Certainly, there is potential upside given the focused strategy that management is pursuing. The licensing business, supported by long-term contracts, could deliver more customers than expected, offsetting declines in other areas. Based on a discussion during the Q4 2022 earnings call, Spok signed 17 six-figure contracts for software late in the year. I will look for signs of positive momentum in this space.
Also, on the revenue side, the wireless business could decline slower than expected, especially with the popularity of Spok’s new “Gen-A” pager. Growing market share will be challenging while companies like Verizon are using 5G to move into the healthcare space, but it’s something to watch given the niche role Spok plays.

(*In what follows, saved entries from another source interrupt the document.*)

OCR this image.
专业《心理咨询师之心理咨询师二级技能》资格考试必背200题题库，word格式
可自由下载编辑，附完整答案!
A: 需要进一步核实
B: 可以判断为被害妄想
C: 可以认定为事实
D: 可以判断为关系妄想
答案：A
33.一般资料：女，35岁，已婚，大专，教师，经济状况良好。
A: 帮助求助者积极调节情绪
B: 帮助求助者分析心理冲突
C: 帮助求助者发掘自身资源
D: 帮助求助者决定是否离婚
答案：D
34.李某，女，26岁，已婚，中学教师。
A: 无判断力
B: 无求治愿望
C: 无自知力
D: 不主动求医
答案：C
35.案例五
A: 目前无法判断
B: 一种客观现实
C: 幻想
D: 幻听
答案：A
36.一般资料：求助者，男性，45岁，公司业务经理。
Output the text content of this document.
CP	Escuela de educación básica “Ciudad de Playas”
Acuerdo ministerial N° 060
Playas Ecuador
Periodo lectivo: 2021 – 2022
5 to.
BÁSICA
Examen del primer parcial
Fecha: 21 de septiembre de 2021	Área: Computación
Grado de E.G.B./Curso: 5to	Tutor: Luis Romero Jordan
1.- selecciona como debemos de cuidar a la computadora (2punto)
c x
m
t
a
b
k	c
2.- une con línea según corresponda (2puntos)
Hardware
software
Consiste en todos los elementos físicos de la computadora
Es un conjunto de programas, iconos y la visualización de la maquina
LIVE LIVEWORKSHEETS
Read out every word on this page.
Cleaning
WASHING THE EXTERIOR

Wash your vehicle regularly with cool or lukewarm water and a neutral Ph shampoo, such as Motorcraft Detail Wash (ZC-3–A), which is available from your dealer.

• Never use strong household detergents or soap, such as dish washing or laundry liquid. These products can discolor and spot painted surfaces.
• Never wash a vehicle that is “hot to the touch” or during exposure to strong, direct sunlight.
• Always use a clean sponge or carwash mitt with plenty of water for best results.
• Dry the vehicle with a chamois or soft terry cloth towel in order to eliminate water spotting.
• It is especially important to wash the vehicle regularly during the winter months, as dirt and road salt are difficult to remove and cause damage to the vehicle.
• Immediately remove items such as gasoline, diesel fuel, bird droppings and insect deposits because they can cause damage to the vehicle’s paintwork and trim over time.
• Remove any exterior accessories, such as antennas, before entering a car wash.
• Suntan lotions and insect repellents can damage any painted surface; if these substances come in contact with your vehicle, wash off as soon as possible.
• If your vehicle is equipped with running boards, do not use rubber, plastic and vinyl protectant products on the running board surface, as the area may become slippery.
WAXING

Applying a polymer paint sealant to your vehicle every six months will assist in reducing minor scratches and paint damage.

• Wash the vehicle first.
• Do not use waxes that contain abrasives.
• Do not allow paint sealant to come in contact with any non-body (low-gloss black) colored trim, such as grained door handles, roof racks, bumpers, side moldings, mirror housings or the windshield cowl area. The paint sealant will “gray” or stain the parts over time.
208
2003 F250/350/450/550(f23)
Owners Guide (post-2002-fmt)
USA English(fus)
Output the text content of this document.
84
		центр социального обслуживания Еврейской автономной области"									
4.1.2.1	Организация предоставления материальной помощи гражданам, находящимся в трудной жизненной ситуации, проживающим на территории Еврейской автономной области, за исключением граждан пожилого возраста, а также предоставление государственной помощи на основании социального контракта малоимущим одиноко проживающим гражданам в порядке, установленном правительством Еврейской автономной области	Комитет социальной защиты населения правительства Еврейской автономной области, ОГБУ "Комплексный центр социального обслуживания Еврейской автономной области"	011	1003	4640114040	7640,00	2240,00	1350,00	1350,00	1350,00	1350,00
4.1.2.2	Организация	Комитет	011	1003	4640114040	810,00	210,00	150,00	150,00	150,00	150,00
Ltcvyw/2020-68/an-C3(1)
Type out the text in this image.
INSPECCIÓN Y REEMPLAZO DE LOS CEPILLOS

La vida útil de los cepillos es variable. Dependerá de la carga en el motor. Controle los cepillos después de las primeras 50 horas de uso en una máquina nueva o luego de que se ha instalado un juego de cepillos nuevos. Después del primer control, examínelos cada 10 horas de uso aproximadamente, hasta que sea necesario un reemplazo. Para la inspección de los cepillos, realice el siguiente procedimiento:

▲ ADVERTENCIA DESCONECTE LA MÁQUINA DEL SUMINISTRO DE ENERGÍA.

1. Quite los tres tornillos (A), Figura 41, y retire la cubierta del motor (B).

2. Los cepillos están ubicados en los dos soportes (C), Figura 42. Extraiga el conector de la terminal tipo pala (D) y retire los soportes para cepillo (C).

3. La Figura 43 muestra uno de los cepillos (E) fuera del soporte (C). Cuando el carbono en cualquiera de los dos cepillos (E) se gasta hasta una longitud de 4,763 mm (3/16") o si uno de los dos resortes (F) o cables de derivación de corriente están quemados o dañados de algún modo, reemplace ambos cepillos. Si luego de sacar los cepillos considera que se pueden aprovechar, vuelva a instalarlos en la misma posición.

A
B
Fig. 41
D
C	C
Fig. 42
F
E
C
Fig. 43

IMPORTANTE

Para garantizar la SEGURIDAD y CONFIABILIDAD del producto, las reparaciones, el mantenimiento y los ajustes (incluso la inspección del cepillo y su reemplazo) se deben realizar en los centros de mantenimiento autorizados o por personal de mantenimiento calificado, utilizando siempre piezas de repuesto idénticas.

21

On the expense side, inflation could slow down faster than expected, reducing cash demand. Management may also be able to squeeze a few million more of cost efficiencies, especially if multi-year contracts make the sales and marketing cycle more predictable.
Spok’s stock is overvalued, and I do not believe the dividend is safe in the long term. Spok’s customers are struggling financially, the dividend is not supported by cash flow, and inflation will put additional pressure on cash flow looking ahead to 2024. If you are lucky enough to buy below $10, I recommend selling now and cashing in the capital gains. Otherwise, I would advise holding on for a few quarters to collect dividend payments but keeping a close eye on management guidance around revenue growth rate versus expense growth.